Example action script:
#!/usr/bin/env bash
# uppercase.sh - convert token to UPPERCASE
set -eo pipefail
TOKEN="\$1"
INDEX="\$2"
[[ -z "$TOKEN" || -z "$INDEX" || -z "$ZJ_BUFFER" || -z "$ZJ_POSITIONS" ]] && exit 1
# Parse positions array
IFS=$'\n' read -r -d '' -a positions <<< "$ZJ_POSITIONS" || true
pos="${positions[$((INDEX - 1))]}"
[[ -z "$pos" ]] && exit 1
# Transform token
upper=$(echo "$TOKEN" | tr '[:lower:]' '[:upper:]')
# Replace in buffer
end_pos=$((pos + ${#TOKEN}))
new_buffer="${ZJ_BUFFER:0:$pos}${upper}${ZJ_BUFFER:$end_pos}"
echo "$new_buffer"
# Metadata via fd 3
if [[ -e /dev/fd/3 ]]; then
echo "mode:replace" >&3
fi
See examples/ for more sample scripts.
Batch-Apply
When identical tokens appear multiple times (e.g., sre-haiku in a multiline kubectl command), actions apply to all occurrences by default.
Algorithm
After an action modifies BUFFER at the selected token's position:
- Strip trailing newlines from saved buffer (command substitution in action scripts eats them)
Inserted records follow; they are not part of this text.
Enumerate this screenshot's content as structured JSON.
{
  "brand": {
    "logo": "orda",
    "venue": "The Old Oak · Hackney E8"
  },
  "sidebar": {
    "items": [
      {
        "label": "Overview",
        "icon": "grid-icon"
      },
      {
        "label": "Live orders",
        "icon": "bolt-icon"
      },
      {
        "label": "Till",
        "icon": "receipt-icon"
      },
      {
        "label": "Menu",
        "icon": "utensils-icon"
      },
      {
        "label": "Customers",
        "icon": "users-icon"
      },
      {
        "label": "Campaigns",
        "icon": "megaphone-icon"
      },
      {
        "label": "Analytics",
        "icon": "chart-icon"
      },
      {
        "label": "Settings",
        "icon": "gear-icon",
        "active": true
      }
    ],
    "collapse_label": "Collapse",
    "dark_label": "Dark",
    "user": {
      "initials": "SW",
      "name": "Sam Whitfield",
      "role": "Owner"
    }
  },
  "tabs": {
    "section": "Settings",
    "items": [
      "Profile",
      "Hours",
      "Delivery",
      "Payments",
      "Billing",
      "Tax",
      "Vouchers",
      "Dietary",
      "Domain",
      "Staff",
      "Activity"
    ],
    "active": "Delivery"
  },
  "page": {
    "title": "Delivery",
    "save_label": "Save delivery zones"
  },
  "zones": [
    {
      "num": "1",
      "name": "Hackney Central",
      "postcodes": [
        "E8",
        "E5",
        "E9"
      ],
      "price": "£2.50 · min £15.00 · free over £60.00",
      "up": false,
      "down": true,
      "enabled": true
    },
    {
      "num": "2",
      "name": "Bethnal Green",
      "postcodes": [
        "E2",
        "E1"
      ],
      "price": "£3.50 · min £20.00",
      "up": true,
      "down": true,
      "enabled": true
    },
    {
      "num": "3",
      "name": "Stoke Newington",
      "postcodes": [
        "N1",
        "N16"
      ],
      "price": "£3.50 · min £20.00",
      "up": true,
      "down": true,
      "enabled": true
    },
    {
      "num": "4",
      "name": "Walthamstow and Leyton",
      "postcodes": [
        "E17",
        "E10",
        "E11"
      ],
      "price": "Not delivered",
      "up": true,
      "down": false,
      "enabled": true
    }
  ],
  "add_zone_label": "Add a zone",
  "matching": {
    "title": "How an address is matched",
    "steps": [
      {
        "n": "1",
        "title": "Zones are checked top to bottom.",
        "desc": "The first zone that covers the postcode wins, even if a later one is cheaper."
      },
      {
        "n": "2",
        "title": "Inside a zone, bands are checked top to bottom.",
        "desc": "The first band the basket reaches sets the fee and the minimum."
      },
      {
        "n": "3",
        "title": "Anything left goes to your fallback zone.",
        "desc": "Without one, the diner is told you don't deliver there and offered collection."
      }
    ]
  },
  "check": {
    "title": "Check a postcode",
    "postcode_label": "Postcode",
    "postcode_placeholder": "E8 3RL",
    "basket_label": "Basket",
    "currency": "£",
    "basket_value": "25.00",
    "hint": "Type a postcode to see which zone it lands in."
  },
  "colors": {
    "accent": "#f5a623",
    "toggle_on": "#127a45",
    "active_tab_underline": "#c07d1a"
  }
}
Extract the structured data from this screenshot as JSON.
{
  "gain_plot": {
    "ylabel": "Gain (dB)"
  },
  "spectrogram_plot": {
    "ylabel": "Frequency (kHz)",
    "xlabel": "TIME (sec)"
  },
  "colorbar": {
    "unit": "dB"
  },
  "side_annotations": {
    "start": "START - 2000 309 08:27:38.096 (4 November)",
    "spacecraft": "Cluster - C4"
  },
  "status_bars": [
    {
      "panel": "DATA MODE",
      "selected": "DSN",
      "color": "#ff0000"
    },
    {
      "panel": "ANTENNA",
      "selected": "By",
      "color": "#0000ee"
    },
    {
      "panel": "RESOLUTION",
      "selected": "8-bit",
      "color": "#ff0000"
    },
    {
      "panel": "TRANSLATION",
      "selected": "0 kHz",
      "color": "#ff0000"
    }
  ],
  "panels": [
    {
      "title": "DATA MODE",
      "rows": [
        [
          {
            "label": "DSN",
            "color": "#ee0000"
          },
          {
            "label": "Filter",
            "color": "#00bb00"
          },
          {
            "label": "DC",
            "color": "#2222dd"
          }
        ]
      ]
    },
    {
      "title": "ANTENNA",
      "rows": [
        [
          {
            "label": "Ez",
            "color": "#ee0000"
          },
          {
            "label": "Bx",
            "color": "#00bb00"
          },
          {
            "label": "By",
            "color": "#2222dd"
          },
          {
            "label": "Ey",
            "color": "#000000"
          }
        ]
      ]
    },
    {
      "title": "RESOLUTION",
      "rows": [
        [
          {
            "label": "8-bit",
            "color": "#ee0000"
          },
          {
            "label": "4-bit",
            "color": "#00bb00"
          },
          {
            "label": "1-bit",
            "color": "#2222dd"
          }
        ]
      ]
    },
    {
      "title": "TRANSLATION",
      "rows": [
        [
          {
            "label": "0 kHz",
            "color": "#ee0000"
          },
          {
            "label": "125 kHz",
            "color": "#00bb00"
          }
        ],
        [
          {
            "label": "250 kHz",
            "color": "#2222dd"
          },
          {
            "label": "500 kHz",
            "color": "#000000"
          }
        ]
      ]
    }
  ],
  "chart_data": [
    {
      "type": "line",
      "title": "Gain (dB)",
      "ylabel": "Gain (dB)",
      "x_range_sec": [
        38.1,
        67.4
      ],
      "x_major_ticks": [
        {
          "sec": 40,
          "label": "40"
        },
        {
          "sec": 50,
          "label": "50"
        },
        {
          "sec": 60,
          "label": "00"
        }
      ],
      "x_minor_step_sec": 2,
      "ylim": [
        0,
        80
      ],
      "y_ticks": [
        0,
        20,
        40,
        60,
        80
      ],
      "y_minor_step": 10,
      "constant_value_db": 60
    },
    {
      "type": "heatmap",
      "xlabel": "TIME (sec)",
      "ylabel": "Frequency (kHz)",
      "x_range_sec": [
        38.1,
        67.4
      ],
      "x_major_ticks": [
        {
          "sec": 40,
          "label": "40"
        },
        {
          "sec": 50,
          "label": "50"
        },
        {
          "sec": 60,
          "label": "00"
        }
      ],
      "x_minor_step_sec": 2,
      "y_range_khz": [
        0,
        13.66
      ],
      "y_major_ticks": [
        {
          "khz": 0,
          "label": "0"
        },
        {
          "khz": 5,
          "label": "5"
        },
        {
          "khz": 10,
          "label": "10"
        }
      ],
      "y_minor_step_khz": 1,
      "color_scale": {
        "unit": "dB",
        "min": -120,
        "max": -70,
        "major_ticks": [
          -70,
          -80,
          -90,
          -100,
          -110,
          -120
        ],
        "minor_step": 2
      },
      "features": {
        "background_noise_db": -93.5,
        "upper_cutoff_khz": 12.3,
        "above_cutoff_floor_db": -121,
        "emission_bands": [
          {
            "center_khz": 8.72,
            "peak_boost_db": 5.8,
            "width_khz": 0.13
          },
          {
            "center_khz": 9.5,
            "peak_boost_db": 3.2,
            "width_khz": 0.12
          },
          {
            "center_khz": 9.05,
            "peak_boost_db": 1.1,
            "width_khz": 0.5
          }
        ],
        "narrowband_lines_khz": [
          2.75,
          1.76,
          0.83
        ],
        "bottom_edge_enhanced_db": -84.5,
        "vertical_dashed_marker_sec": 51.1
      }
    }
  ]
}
- Verify prefix (before token) unchanged - catches move/swap actions
- Verify tail (after token) unchanged - catches rearrangements
- Extract replacement text by diffing old and new buffer at the known position
- Find all other positions with identical token text
- Sort positions descending, apply replacements right-to-left
Right-to-left avoids cascading offset adjustments. Positions after the first replacement shift by delta = len(replacement) - len(original), positions before don't shift.
Safety Guards
| Guard | What it catches |
|---|---|
| Prefix mismatch | Action modified buffer before the token (move/swap) |
| Tail mismatch | Action rearranged the buffer structure |
| Trailing newline normalization | $() strips trailing newlines from action script output |
_ze_single_mode | User explicitly chose single-token mode via Alt+1 |
Single Mode
Alt+1 exits fzf, shows a second picker listing available actions. The selected action runs with _ze_single_mode=1, which _zledit_batch_replace checks and skips.
Future Considerations
v2 scope (separate tokenizer, not extension):
- Quote-aware tokenization - state machine, escape handling, nested quotes
- Would need feature flag and aggressive tests
Smaller additions:
- Syntax highlighting - colors for flags, paths, vars
- History integration - jump to words from previous commands